Unknown to [ATF Agent] Casa and I, there was a delay in the information we were getting; the GPS was being monitored by a technician who was then relaying the information to an analyst, who then relayed it over the phone to Hope in the Strike Force office, who then relayed it over the radio to us. Although it was ridiculous that so many links need to be in the chain in the first place (we should have had the capability to monitor the GPS directly), it wasn’t overly problematic, until . . .

Hope’s voice came out over the radio, “Does anyone have eyes on the vehicle?”

Shaking my head, I thought, You told us to stay back so we couldn’t be seen; if it can’t see us — we probably can’t see it.

Someone answered, “Negative.”

After a brief pause, the radio crackled again as Hope’s voice broke the static: “We’ve lost the tracker.

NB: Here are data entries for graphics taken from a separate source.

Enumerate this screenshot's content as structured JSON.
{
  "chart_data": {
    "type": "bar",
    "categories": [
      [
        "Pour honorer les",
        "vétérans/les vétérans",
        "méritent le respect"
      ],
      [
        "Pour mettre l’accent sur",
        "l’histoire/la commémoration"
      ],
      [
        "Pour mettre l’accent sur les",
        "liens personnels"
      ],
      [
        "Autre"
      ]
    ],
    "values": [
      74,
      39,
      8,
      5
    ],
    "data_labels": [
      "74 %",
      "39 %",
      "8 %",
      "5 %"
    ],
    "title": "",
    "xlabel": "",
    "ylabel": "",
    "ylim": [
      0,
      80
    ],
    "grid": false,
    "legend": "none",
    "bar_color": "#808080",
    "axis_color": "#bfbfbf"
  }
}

It may have went down or gone somewhere where the signal can’t get out.”

There he is again: Hope MacAllister. And once again, the F&F jefe somehow manages to screw things up. Accidentally on purpose? If so, Dodson ain’t saying.

In short, The Unarmed Truth provides ammunition for administration apologists and obfuscators looking to disarm critics of Operation Fast and Furious. This real story behind a government conspiracy to arm vicious criminals—and/or monumental f-up by an amoral federal agency (or five)—remains to be told.